Gegen die Militarisierung der Jugend

Countering the Militarisation of Youth (CMOY) ist ein im Ausbau befindlicher Programmschwerpunkt im WRI-Büro, zusätzlich zu Gewaltfreiheit und Recht, das Töten zu verweigern (Right to Refuse to Kill). Im November 2015 hat die vom WRI-Büro koordinierte Internationale Aktionswoche gegen die Militarisierung der Jugend stattgefunden, mit Aktionen und Veranstaltungen in Deutschland, Finnland, Großbritannien, Katalonien, Kolumbien, Nepal, Neuseeland, Schweden, den USA (New York, Wisconsin, Guam) und der Türkei. Für 2016 wird wieder eine internationale Fachtagung zum Thema angestrebt, wie sie 2012 in Darmstadt stattgefunden hat.

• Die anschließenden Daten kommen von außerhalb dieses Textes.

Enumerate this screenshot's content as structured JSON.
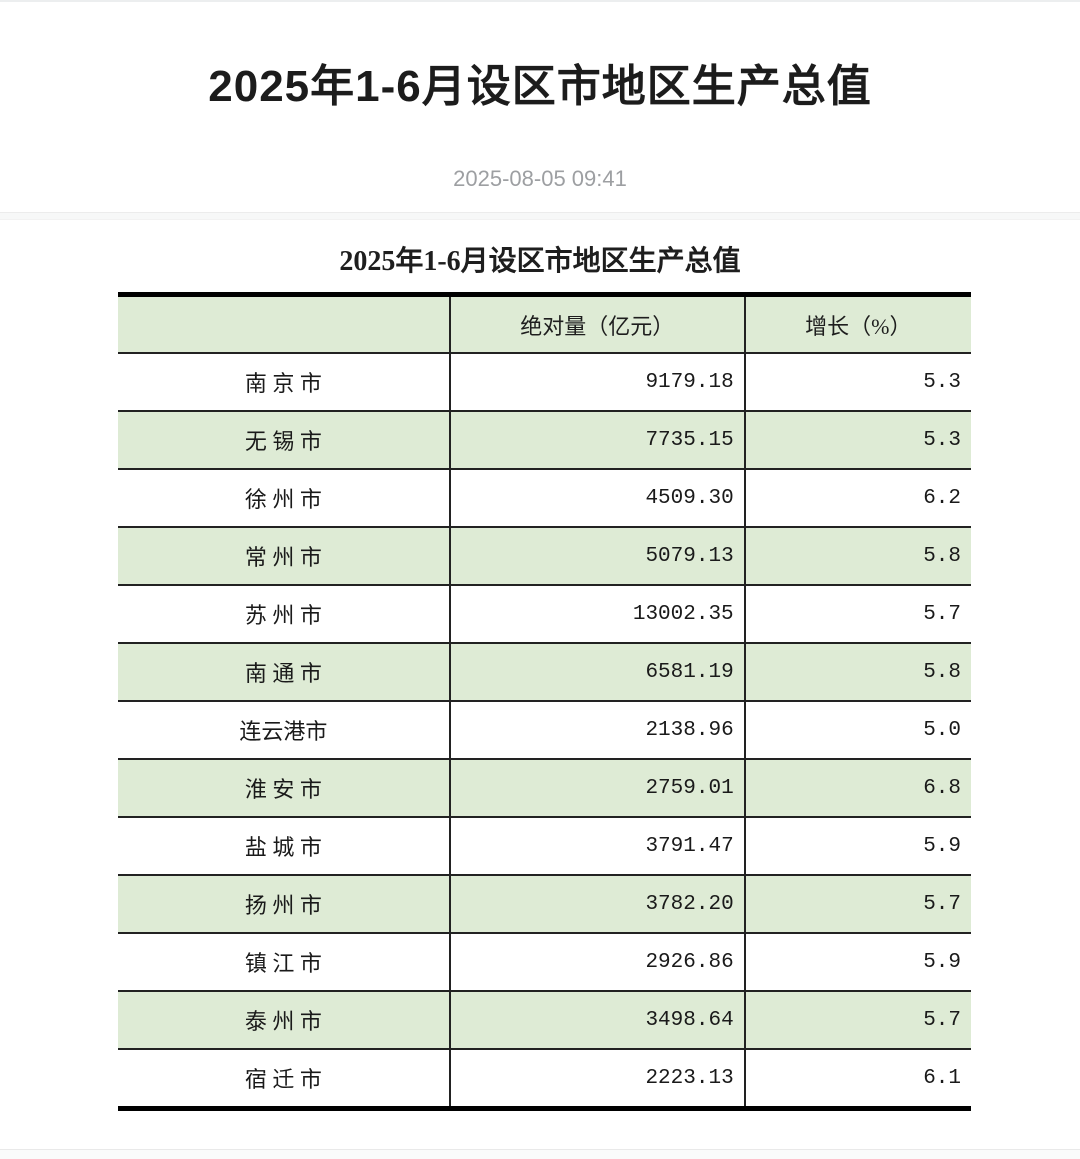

700 Kriegsdienstverweigerer in Haft in Südkorea

Südkorea erkennt das Recht auf Kriegsdienstverweigerung in keiner Form an, auch nicht das eingeschränkte Recht auf Verweigerung aus Gewissensgründen mit Ersatzdienstzwang. Mehr als 700 Kriegsdienstverweigerer sind im Gefängnis, die überwältigende Mehrheit Zeugen Jehovas, aber auch einige nicht-religiös motivierte politische Verweigerer. Anderthalb Jahre Haft ist die Standardstrafe.

Eine Delegation der WRI, bestehend aus Ratsmitgliedern aus Südkorea, der Türkei, Südsudan und den Niederlanden sowie mir für die DFG-VK, hat einen Verweigerer im Gefängnis besucht, der kurz vor der Entlassung stand. Er bedankte sich für die Unterstützung, namentlich aus Deutschland.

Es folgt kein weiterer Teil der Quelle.